Gmail is one of the largest email service providers in the market today. In fact, the goliath surpassed over 1 billion active users in February of 2016. With this enormous active user base, it’s highly likely that you’re already mailing to Gmail recipients. Because the industry market leader has such massive reach, we as email marketers must keep a diligent eye on their practices and find the best ways to get Gmail inbox placement.
In addition to deliverability and engagement rates, inbox placement is a crucial metric to keep in mind when analyzing your email marketing needs. In permission-based email marketing the inbox placement rate (IPR) is a benchmark for deliverability used to determine what percentage of sent emails reach the intended subscriber’s inbox. This rate is crucial, and you may want to become more aware of your inbox placement with your recipients — especially Gmail recipients. Why Gmail? Gmail has a reputation for being extremely tough on senders. You must remember they have their users’ interest in mind, not your interests as the sender.
How to Monitor Gmail Inbox Placement
I’d bet that a majority of you email marketers out there have test email accounts that you send to —which is a good for occasional checkups. Using a third-party provider such as 250ok or Email on Acid is another option. 250ok provides you with a seed list that tracks most of the major ISPs and hosts providers’ inbox placement rate. This is a great tool and supports Gmail inbox placement testing well. Email on Acid is a similar service, but it has more focus on content and a less extensive seed list.
Inbox Placement Basics
Recently Act-On has covered inbox placement in a few blog posts such as this one, so we won’t go into too much detail as far as the basics. But just to recap briefly, authentication such as DKIM and SPF should be set up. Content is lower on the priority list and carries less weight when it comes to inbox placement rate; it can, however, be very important when you’re trying to increase engagement with your recipients. Try to avoid spam trigger words and spammy content and subject lines.

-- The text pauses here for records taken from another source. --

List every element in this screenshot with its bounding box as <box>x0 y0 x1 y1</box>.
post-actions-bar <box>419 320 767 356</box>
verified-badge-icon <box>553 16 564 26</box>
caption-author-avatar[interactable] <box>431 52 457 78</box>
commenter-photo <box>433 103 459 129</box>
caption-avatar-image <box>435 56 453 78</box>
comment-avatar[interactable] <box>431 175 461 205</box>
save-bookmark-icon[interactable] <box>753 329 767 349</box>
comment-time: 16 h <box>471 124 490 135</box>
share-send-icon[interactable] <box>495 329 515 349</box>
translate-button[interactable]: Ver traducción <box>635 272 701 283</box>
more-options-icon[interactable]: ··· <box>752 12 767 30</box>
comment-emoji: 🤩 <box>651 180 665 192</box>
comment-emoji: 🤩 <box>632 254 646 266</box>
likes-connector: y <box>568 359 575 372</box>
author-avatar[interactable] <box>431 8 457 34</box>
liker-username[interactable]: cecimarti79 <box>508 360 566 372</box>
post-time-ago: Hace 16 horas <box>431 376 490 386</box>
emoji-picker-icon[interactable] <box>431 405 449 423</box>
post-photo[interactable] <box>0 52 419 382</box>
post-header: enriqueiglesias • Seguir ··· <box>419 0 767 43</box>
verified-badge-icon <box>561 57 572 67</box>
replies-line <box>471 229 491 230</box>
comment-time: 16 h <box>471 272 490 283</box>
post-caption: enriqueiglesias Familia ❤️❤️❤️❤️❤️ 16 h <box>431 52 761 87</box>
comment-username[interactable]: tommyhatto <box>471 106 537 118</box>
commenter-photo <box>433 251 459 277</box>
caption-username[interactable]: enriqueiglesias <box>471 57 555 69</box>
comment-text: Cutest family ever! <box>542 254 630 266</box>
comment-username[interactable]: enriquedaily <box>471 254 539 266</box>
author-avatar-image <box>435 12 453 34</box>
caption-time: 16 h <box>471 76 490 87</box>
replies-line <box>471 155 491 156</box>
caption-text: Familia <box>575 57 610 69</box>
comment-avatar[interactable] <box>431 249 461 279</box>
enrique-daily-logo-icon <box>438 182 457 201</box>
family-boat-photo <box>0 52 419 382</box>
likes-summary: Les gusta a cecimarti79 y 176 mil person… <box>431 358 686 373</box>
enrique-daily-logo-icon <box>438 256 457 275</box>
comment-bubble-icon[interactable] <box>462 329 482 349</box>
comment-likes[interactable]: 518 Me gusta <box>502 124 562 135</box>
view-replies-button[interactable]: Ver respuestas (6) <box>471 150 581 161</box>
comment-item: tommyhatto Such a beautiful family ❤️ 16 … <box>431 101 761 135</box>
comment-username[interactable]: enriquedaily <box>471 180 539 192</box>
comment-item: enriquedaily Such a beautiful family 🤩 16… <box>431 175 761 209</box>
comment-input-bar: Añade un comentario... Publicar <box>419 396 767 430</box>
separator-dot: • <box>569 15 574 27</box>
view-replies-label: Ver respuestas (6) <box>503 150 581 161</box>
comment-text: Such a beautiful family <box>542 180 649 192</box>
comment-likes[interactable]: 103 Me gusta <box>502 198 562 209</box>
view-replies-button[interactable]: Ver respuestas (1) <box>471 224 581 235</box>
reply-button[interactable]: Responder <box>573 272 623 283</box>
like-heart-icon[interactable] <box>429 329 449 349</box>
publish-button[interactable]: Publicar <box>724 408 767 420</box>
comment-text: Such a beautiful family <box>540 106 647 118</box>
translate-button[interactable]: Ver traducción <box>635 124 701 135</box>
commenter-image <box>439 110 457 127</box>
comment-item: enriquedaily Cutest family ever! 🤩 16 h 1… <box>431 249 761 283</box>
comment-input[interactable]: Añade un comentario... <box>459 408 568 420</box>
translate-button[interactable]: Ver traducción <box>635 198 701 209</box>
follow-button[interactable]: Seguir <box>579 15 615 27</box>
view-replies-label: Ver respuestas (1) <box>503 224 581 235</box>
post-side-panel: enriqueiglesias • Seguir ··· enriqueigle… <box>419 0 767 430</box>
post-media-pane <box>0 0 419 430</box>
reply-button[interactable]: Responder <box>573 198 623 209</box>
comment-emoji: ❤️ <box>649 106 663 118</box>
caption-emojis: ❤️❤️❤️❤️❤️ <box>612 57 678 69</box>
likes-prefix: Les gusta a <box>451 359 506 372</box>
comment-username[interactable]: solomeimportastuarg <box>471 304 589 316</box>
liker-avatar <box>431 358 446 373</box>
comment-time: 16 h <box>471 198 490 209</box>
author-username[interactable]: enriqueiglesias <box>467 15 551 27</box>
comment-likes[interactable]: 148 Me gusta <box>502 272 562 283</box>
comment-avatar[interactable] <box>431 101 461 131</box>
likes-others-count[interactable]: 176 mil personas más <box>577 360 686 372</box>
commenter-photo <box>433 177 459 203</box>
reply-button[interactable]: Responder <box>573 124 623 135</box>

Gmail-Specific Inbox Placement
The guideline you must keep in mind when you’re aiming for Gmail-specific inbox placement is their “rule” on inboxing: Do their users want your mail? Gmail cares more than any other provider about this specific rule. Keeping this in mind, we can narrow down some key strategies that can help you land in Gmail inboxes.
1. Target the right list.
If possible, make sure you’re sending to an opt-in list. Try to avoid sending to Gmail recipients who have not given you explicit permission to email them.
2. Let people leave.
Make sure you unsubscribe process is easy and prominent. One of the more effective unsubscribe strategies I’ve seen is placing an unsubscribe link in the header of your email, making it clear and simple for recipients to opt-out of your emails. Opt-outs are always better then spam complaints.

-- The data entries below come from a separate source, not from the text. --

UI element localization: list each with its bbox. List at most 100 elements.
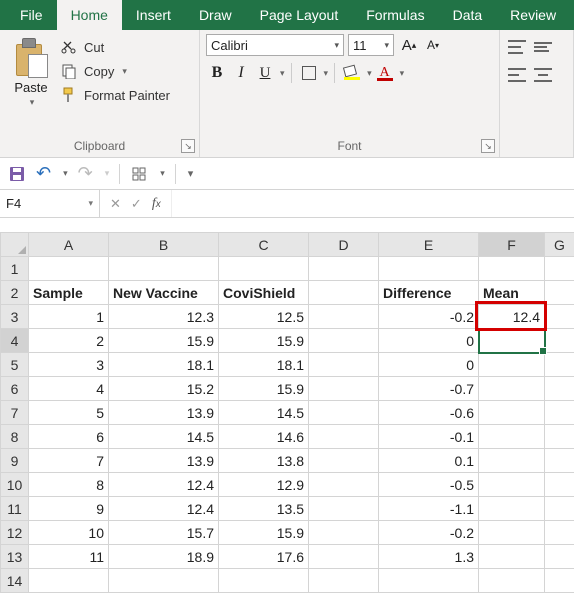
cell-D5[interactable] [309,353,379,377]
cell-D12[interactable] [309,521,379,545]
tab-data[interactable]: Data [439,0,497,30]
cell-C6[interactable]: 15.9 [219,377,309,401]
cell-G11[interactable] [545,497,574,521]
cell-B2[interactable]: New Vaccine [109,281,219,305]
cell-B3[interactable]: 12.3 [109,305,219,329]
font-color-dropdown-icon[interactable]: ▾ [400,68,405,79]
cell-A14[interactable] [29,569,109,593]
cell-C11[interactable]: 13.5 [219,497,309,521]
fill-color-button[interactable] [341,62,363,84]
cell-D4[interactable] [309,329,379,353]
cell-A1[interactable] [29,257,109,281]
cell-C4[interactable]: 15.9 [219,329,309,353]
cell-B7[interactable]: 13.9 [109,401,219,425]
cell-C13[interactable]: 17.6 [219,545,309,569]
tab-draw[interactable]: Draw [185,0,246,30]
cell-B9[interactable]: 13.9 [109,449,219,473]
paste-button[interactable]: Paste ▾ [6,34,56,137]
row-header-7[interactable]: 7 [1,401,29,425]
align-left-button[interactable] [506,64,528,86]
cell-B10[interactable]: 12.4 [109,473,219,497]
customize-qat-button[interactable]: ▾ [188,167,194,180]
clipboard-launcher[interactable]: ↘ [181,139,195,153]
cell-E9[interactable]: 0.1 [379,449,479,473]
font-name-combo[interactable]: Calibri▾ [206,34,344,56]
cell-D11[interactable] [309,497,379,521]
cell-A10[interactable]: 8 [29,473,109,497]
cell-D10[interactable] [309,473,379,497]
row-header-6[interactable]: 6 [1,377,29,401]
row-header-1[interactable]: 1 [1,257,29,281]
col-header-F[interactable]: F [479,233,545,257]
cell-E7[interactable]: -0.6 [379,401,479,425]
cancel-formula-button[interactable]: ✕ [110,196,121,212]
cell-A13[interactable]: 11 [29,545,109,569]
cell-E2[interactable]: Difference [379,281,479,305]
row-header-13[interactable]: 13 [1,545,29,569]
undo-button[interactable]: ↶ [36,163,51,184]
row-header-8[interactable]: 8 [1,425,29,449]
cell-F11[interactable] [479,497,545,521]
col-header-E[interactable]: E [379,233,479,257]
cell-C5[interactable]: 18.1 [219,353,309,377]
cell-F2[interactable]: Mean [479,281,545,305]
cell-E6[interactable]: -0.7 [379,377,479,401]
cell-A3[interactable]: 1 [29,305,109,329]
formula-input[interactable] [172,190,574,217]
align-middle-button[interactable] [532,36,554,58]
decrease-font-size-button[interactable]: A▾ [422,34,444,56]
underline-dropdown-icon[interactable]: ▾ [280,68,285,79]
cell-D8[interactable] [309,425,379,449]
cell-G2[interactable] [545,281,574,305]
enter-formula-button[interactable]: ✓ [131,196,142,212]
cell-G6[interactable] [545,377,574,401]
fx-icon[interactable]: fx [152,196,161,212]
cell-E8[interactable]: -0.1 [379,425,479,449]
cell-F10[interactable] [479,473,545,497]
cell-B13[interactable]: 18.9 [109,545,219,569]
cell-C7[interactable]: 14.5 [219,401,309,425]
cell-D9[interactable] [309,449,379,473]
cell-F6[interactable] [479,377,545,401]
cell-D2[interactable] [309,281,379,305]
cell-G13[interactable] [545,545,574,569]
row-header-9[interactable]: 9 [1,449,29,473]
cell-A4[interactable]: 2 [29,329,109,353]
cell-E14[interactable] [379,569,479,593]
cell-D7[interactable] [309,401,379,425]
cell-E5[interactable]: 0 [379,353,479,377]
cell-D13[interactable] [309,545,379,569]
cell-F12[interactable] [479,521,545,545]
cell-F9[interactable] [479,449,545,473]
cell-C8[interactable]: 14.6 [219,425,309,449]
align-top-button[interactable] [506,36,528,58]
paste-dropdown-icon[interactable]: ▾ [30,97,35,108]
touch-dropdown-icon[interactable]: ▾ [160,168,165,179]
cut-button[interactable]: Cut [60,38,170,56]
cell-B5[interactable]: 18.1 [109,353,219,377]
cell-F3[interactable]: 12.4 [479,305,545,329]
fill-dropdown-icon[interactable]: ▾ [367,68,372,79]
italic-button[interactable]: I [230,62,252,84]
cell-D14[interactable] [309,569,379,593]
cell-B6[interactable]: 15.2 [109,377,219,401]
cell-C14[interactable] [219,569,309,593]
format-painter-button[interactable]: Format Painter [60,86,170,104]
tab-insert[interactable]: Insert [122,0,185,30]
row-header-11[interactable]: 11 [1,497,29,521]
copy-dropdown-icon[interactable]: ▾ [122,66,127,77]
cell-G4[interactable] [545,329,574,353]
cell-A2[interactable]: Sample [29,281,109,305]
select-all-corner[interactable] [1,233,29,257]
row-header-3[interactable]: 3 [1,305,29,329]
cell-G7[interactable] [545,401,574,425]
cell-F4[interactable] [479,329,545,353]
cell-A8[interactable]: 6 [29,425,109,449]
cell-C9[interactable]: 13.8 [219,449,309,473]
font-launcher[interactable]: ↘ [481,139,495,153]
cell-D1[interactable] [309,257,379,281]
col-header-A[interactable]: A [29,233,109,257]
cell-A9[interactable]: 7 [29,449,109,473]
row-header-5[interactable]: 5 [1,353,29,377]
cell-A12[interactable]: 10 [29,521,109,545]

3. Give up on the unengaged.
Engagement is key to inbox placement success with Gmail. Stop sending to unengaged recipients, as they are not helping your engagement statistics with Gmail. The almost guaranteed way of not getting into Gmail inboxes is sending to a predominantly unengaged list. When should you remove these unengaged recipients from your sends? The industry rule of thumb is generally after 180 days or 6 months of no activity such as opening or clicking on your emails. Personally, I like to think of it in terms of cadence or volume. Ask yourself if this recipient opened your last 10 emails. If “no” is the answer, then it’s probably time to stop sending to them.
4. Consider your timing.
If you’re starting to notice inbox placement issue with Gmail, try slowing down your cadence. I think we can all agree that when it comes to marketing/promotional emails, sending one email for five consecutive days to a unique recipient is excessive. If you begin to see inbox placement issues with Gmail, reduce your cadence by half. For example, if you’re sending two emails to a unique recipient per week and seeing inboxing issues, reduce that to once a week. If the cadence is once a week, reduce that to once every other week.
5. Clean up your list.
List maintenance should always be a priority. Have a regular list cleanse and validation done to your lists to avoid mailing to expired, bad, or malicious addresses.
6. Court clicks.
Have your emails encourage interaction. Gmail experts recommend five different clickable links or images within an email.
7. Make it personal.
Last but not least, try sending personalized emails targeting Gmail users. In the subject line and content, personalize and specifically aim for your intended audience. For example, this would be a targeted Gmail subject line: “Gmail Users Receive an eBook When Subscribing to Our Newsletter.”
In summary, Gmail inboxing is user-centric. Along with following the steps above, design and target your emails to Gmail’s users and you’ll be well on your way to finding success in the inbox.